To solve this problem, we need to use the concept of combinations in mathematics. A combination is a selection of items without considering the order.

The formula for combinations is:

C(n, k) = n! / [k!(n-k)!]

where:

• n is the total number of items,
• k is the number of items to choose,
• "!" denotes factorial, which means multiplying all positive integers up to that number.

In this case, we have:

• n = 12 (the total number of students in the Math Olympiad Club), and
• k = 3 (the number of students in each team).

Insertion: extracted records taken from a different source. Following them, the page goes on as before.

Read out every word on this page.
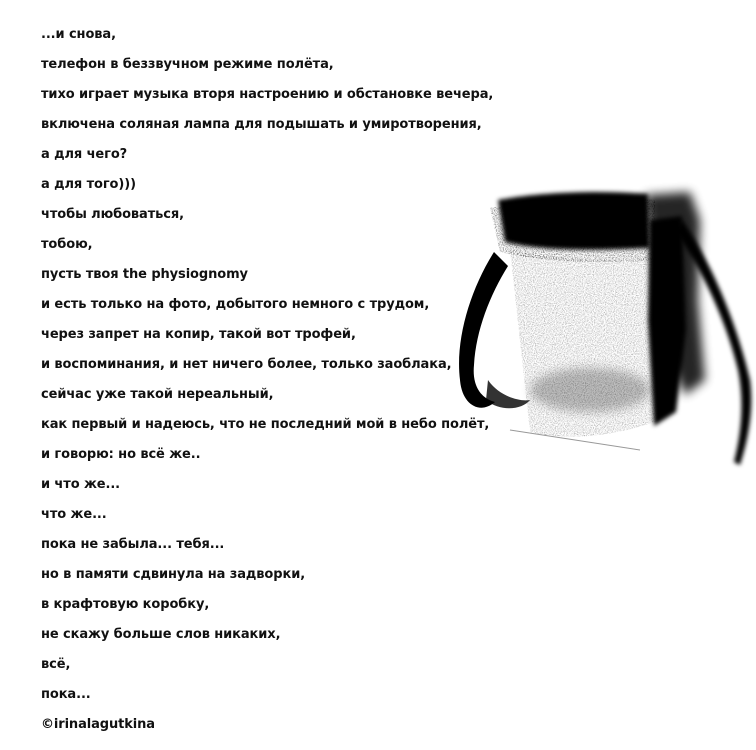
...и снова,
телефон в беззвучном режиме полёта,
тихо играет музыка вторя настроению и обстановке вечера,
включена соляная лампа для подышать и умиротворения,
а для чего?
а для того)))
чтобы любоваться,
тобою,
пусть твоя the physiognomy
и есть только на фото, добытого немного с трудом,
через запрет на копир, такой вот трофей,
и воспоминания, и нет ничего более, только заоблака,
сейчас уже такой нереальный,
как первый и надеюсь, что не последний мой в небо полёт,
и говорю: но всё же..
и что же...
что же...
пока не забыла... тебя...
но в памяти сдвинула на задворки,
в крафтовую коробку,
не скажу больше слов никаких,
всё,
пока...
©irinalagutkina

So, we can substitute these values into the formula:

C(12, 3) = 12! / [3!(12-3)!]

Calculating the factorials:

12! = 12 × 11 × 10 × 9 × 8 × 7 × 6 × 5 × 4 × 3 × 2 × 1 3! = 3 × 2 × 1 (12-3)! = 9! = 9 × 8 × 7 × 6 × 5 × 4 × 3 × 2 × 1

Substituting these values back into the formula:

C(12, 3) = (12 × 11 × 10 × 9 × 8 × 7 × 6 × 5 × 4 × 3 × 2 × 1) / [(3 × 2 × 1) × (9 × 8 × 7 × 6 × 5 × 4 × 3 × 2 × 1)]

Simplifying the equation by canceling out the common factors:

C(12, 3) = (12 × 11 × 10) / (3 × 2 × 1)

C(12, 3) = 220

So, 220 different teams of 3 students can be formed from a club of 12 students.